At 50,000 gravities, the Shadowstar hurtled deeper into the cluster.

USNA CVS America

The Black Rosette

Omega Centauri

1016 hours, TFT

“I wish I knew what the hell we were looking at.”

Rear Admiral Trevor “Sandy” Gray stared at the deck-­to-­overhead viewall in America’s officers’ lounge. He’d been staring into the cosmic panorama every chance he got for three days, now, and was no closer to understanding what he was seeing than he’d been when the task force arrived.

It was, he thought, unimaginably, sublimely beautiful.

It was also utterly mysterious, quite possibly completely and forever beyond human understanding.

The Omega Centauri globular star cluster was the largest such known within the Milky Way galaxy. Some 230 light years across, that teeming, crowded sphere of 10 million closely packed stars was known to be the stripped-­down core of a small, irregular galaxy cannibalized by the Milky Way perhaps 800 million years before. That long ago, Earth had been inhabited solely by single-­celled microorganisms that were just on the point of discovering sex, but a highly advanced collective of numerous technic species had already been stellarforming their galaxy. Among other things, they’d created a rosette of six supergiant stars, each forty times the mass of Earth’s sun, rotating them about a common center of gravity in a way—­it was now believed—­that had opened pathways to other places in space . . . and almost certainly other times as well.

That galaxy, called the N’gai Cloud by its inhabitants, had been devoured and shredded, its inhabited worlds scattered.
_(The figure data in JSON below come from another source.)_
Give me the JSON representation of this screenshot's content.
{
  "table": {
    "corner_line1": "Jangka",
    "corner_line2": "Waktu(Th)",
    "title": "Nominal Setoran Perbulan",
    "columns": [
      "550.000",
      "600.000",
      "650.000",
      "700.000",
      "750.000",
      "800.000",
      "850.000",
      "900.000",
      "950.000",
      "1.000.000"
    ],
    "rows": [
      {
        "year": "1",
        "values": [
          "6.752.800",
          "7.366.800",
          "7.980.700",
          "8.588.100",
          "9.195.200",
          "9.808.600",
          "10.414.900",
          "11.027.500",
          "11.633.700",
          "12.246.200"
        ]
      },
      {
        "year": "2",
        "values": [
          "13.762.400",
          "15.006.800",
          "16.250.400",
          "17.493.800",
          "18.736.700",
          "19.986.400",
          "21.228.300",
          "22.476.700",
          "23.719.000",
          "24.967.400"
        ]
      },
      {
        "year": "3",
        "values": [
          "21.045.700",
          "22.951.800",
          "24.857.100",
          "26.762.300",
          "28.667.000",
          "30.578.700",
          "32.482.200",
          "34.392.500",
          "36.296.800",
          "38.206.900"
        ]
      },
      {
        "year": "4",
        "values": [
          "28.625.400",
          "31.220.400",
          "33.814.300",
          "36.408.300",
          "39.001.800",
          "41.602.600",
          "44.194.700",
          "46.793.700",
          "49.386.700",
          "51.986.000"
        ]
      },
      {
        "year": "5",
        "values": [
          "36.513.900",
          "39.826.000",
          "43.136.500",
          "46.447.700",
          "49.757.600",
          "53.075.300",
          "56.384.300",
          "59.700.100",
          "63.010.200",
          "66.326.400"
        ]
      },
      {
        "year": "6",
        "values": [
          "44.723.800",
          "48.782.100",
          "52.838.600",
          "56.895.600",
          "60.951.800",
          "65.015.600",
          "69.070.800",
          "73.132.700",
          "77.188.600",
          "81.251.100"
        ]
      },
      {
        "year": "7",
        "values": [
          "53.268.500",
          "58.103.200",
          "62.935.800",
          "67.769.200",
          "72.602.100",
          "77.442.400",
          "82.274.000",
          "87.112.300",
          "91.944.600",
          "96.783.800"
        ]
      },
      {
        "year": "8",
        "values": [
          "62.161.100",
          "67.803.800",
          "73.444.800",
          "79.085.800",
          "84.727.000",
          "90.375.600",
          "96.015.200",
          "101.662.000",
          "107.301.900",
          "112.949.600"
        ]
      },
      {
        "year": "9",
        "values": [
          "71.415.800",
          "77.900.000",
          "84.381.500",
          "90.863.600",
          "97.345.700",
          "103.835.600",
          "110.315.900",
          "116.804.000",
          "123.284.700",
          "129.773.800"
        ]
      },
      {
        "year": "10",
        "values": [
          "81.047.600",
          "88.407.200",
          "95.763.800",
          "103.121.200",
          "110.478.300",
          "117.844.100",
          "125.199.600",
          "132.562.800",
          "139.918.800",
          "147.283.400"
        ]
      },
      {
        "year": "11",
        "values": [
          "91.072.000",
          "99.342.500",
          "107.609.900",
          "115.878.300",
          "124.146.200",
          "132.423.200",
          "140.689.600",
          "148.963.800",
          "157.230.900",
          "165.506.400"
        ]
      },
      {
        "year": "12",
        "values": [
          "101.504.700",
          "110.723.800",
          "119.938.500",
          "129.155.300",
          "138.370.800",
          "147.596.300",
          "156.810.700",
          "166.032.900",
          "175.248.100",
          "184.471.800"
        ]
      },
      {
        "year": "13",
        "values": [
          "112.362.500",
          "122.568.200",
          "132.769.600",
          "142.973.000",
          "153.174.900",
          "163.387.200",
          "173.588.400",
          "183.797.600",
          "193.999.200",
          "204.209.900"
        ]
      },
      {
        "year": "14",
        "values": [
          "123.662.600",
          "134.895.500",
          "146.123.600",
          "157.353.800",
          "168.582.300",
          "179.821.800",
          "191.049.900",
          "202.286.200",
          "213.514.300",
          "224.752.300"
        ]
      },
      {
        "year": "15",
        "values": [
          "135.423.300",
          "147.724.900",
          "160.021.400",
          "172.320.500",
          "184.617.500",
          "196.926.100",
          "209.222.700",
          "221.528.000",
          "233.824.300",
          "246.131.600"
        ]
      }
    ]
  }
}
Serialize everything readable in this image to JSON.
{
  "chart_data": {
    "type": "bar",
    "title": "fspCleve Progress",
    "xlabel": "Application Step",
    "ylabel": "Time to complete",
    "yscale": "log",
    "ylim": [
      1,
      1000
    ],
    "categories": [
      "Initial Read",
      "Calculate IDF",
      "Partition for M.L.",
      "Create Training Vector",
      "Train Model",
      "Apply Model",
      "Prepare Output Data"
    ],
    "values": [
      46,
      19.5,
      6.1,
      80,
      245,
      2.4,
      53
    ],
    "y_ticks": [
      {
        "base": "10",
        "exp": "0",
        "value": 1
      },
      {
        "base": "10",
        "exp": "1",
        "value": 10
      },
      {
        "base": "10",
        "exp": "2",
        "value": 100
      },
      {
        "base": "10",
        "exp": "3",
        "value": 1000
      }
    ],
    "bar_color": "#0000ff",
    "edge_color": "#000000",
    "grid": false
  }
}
At about the same time, the N’gai’s starfaring cultures, collectively called the ur-­Sh’daar, had undergone a technological singularity . . . a technic metamorphosis that had transformed them far beyond the ken of those left behind.

The remnant left had, with the passage of 876 million years, become the Sh’daar, mysterious galactic recluses who dominated some thousands of technic species across the galaxy, and who’d become the enemies of Humankind.

That much, at least, had been learned by America’s battlegroup under the command of Admiral Koenig, which had used an ancient, artificial singularity generator, a massive, fast-­spinning cylinder a kilometer across called a TRGA, to travel into the remote past and confront the Sh’daar within their home galaxy. Communications of a sort had been established, a kind of truce declared; electric downloads had revealed the ur-­Sh’daar, and the fear-­crippled, broken relics that eventually had become the modern Sh’daar.

That had been almost twenty years ago. Gray, at the time, had been a Navy lieutenant and a fighter pilot. Before that he’d been a monogie prim—­the words were not compliments—­from the half-­sunken ruins of Manhat.

God, he’d come a long way since then.

Captain Sara Gutierrez was one of two black-­uniformed women standing next to Gray in the officers’ lounge. “It’s so terrible.”

“Terrible? In what way?”

“You can see where they’ve destroyed whole swaths of the cluster. Destroyed the stars. What kind of monsters are we dealing with here?”

“Very, very powerful ones,” the other woman observed. She was Commander Laurie Taggart, America’s chief weapons officer.